ローカライゼーションとは、製品やサービスを現地で受け入れられるように最適化することを指します。マクドナルドはこの技術を最大限に活用し、インドを含む世界100カ国以上、計4万店舗にも上る、世界最大のレストランチェーンとして成功を収めています。

どの国にも、その土地の雰囲気、食べ物、それぞれの需要や興味、関心があります。宗教的な習慣やタブーなど人にはさまざまな考え方があり、同じブランドでも国や地域によって受け入れられるかどうかには違いが生じます。こと食べ物に関していえば、世界のある地域では珍味や好物とされているものが、他の国では禁忌と見なされることが起こり得ます。
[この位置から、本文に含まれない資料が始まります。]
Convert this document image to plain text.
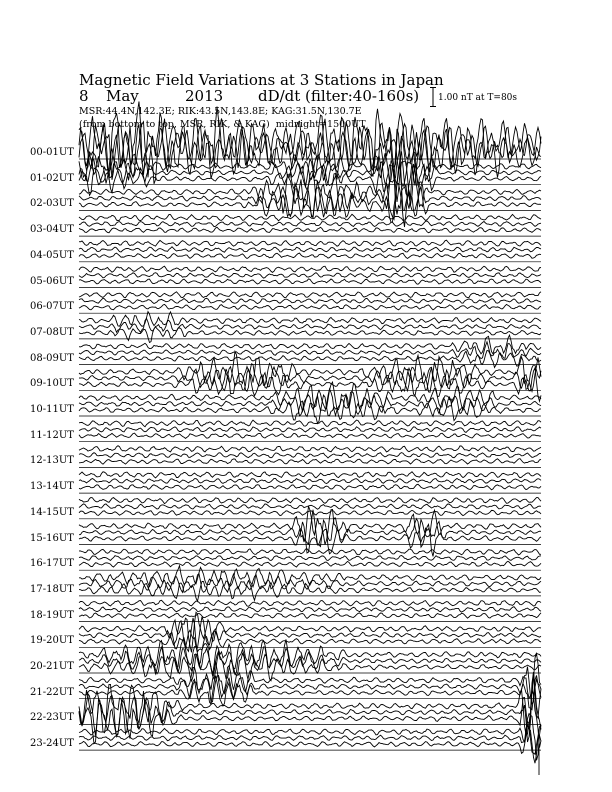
Magnetic Field Variations at 3 Stations in Japan
8 May	2013 dD/dt (filter:40-160s)
MSR:44.4N,142.3E; RIK:43.5N,143.8E; KAG:31.5N,130.7E
(from bottom to top, MSR, RIK, & KAG) midnight=1500UT
1.00 nT at T=80s
00-01UT
01-02UT
02-03UT
03-04UT
04-05UT
05-06UT
06-07UT
07-08UT
08-09UT
09-10UT
10-11UT
11-12UT
12-13UT
13-14UT
14-15UT
15-16UT
16-17UT
17-18UT
18-19UT
19-20UT
20-21UT
21-22UT
22-23UT
23-24UT
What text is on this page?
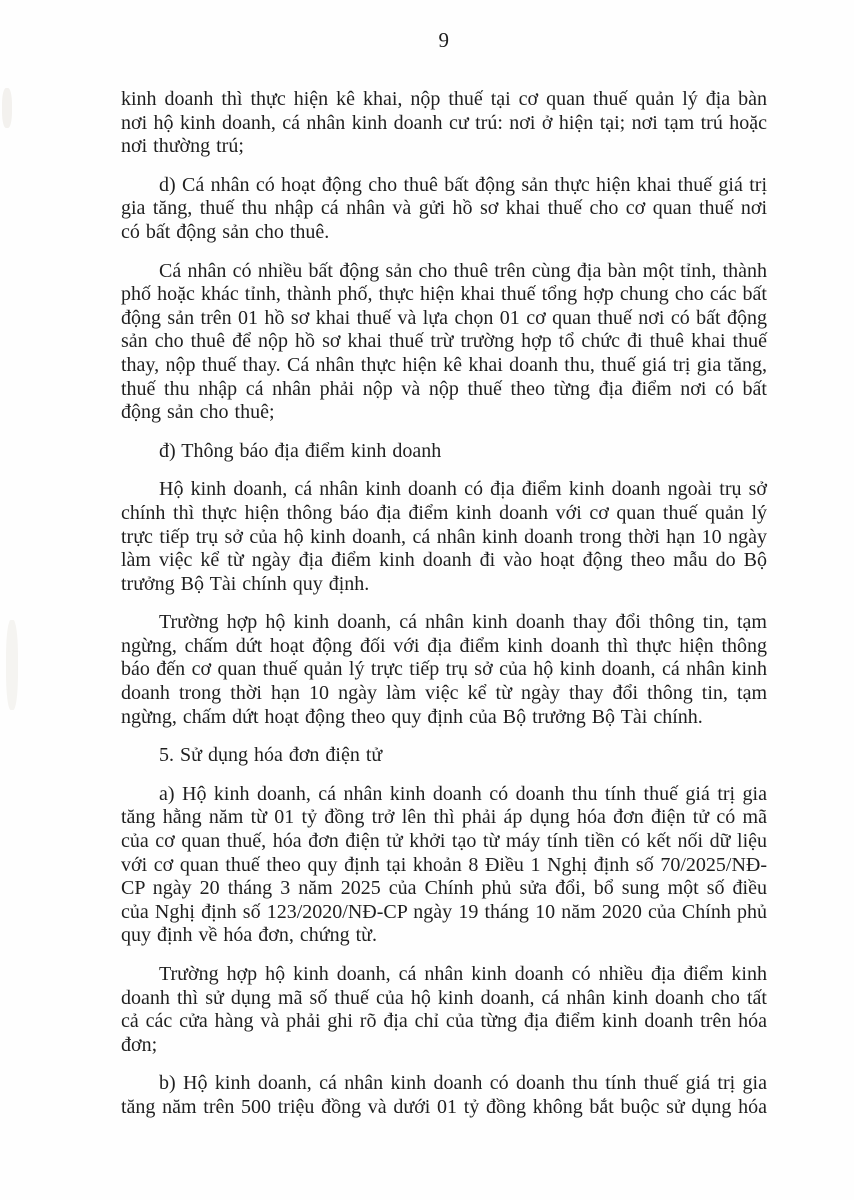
9

kinh doanh thì thực hiện kê khai, nộp thuế tại cơ quan thuế quản lý địa bàn nơi hộ kinh doanh, cá nhân kinh doanh cư trú: nơi ở hiện tại; nơi tạm trú hoặc nơi thường trú;

d) Cá nhân có hoạt động cho thuê bất động sản thực hiện khai thuế giá trị gia tăng, thuế thu nhập cá nhân và gửi hồ sơ khai thuế cho cơ quan thuế nơi có bất động sản cho thuê.

Cá nhân có nhiều bất động sản cho thuê trên cùng địa bàn một tỉnh, thành phố hoặc khác tỉnh, thành phố, thực hiện khai thuế tổng hợp chung cho các bất động sản trên 01 hồ sơ khai thuế và lựa chọn 01 cơ quan thuế nơi có bất động sản cho thuê để nộp hồ sơ khai thuế trừ trường hợp tổ chức đi thuê khai thuế thay, nộp thuế thay. Cá nhân thực hiện kê khai doanh thu, thuế giá trị gia tăng, thuế thu nhập cá nhân phải nộp và nộp thuế theo từng địa điểm nơi có bất động sản cho thuê;

đ) Thông báo địa điểm kinh doanh

Hộ kinh doanh, cá nhân kinh doanh có địa điểm kinh doanh ngoài trụ sở chính thì thực hiện thông báo địa điểm kinh doanh với cơ quan thuế quản lý trực tiếp trụ sở của hộ kinh doanh, cá nhân kinh doanh trong thời hạn 10 ngày làm việc kể từ ngày địa điểm kinh doanh đi vào hoạt động theo mẫu do Bộ trưởng Bộ Tài chính quy định.

Trường hợp hộ kinh doanh, cá nhân kinh doanh thay đổi thông tin, tạm ngừng, chấm dứt hoạt động đối với địa điểm kinh doanh thì thực hiện thông báo đến cơ quan thuế quản lý trực tiếp trụ sở của hộ kinh doanh, cá nhân kinh doanh trong thời hạn 10 ngày làm việc kể từ ngày thay đổi thông tin, tạm ngừng, chấm dứt hoạt động theo quy định của Bộ trưởng Bộ Tài chính.

5. Sử dụng hóa đơn điện tử

a) Hộ kinh doanh, cá nhân kinh doanh có doanh thu tính thuế giá trị gia tăng hằng năm từ 01 tỷ đồng trở lên thì phải áp dụng hóa đơn điện tử có mã của cơ quan thuế, hóa đơn điện tử khởi tạo từ máy tính tiền có kết nối dữ liệu với cơ quan thuế theo quy định tại khoản 8 Điều 1 Nghị định số 70/2025/NĐ-CP ngày 20 tháng 3 năm 2025 của Chính phủ sửa đổi, bổ sung một số điều của Nghị định số 123/2020/NĐ-CP ngày 19 tháng 10 năm 2020 của Chính phủ quy định về hóa đơn, chứng từ.

Trường hợp hộ kinh doanh, cá nhân kinh doanh có nhiều địa điểm kinh doanh thì sử dụng mã số thuế của hộ kinh doanh, cá nhân kinh doanh cho tất cả các cửa hàng và phải ghi rõ địa chỉ của từng địa điểm kinh doanh trên hóa đơn;

b) Hộ kinh doanh, cá nhân kinh doanh có doanh thu tính thuế giá trị gia tăng năm trên 500 triệu đồng và dưới 01 tỷ đồng không bắt buộc sử dụng hóa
マクドナルドでは、各国にローカライズの専門チームがあり、新たな国に進出するとき、その国の文化の違いを理解し、それぞれの国の方針に従うことを心掛けています。同社が海外進出に成功してきた戦略のひとつは、ビッグマックを代表とした一貫性のあるメニューですが、地元の人々の傾向によって時にメニューを大きく変更することもいといませんでした。

多国籍フードチェーンにとって、インドの巨大な市場は魅力的でありつつ、その独特な価値観や宗教観ゆえに、ハードルの高い未開の市場でした。マクドナルドは柔軟で行き届いたローカライズを可能にすることで、インドの家庭に「家族でアメリカ風の外食を楽しむ」という新しい価値観を生み出したのです。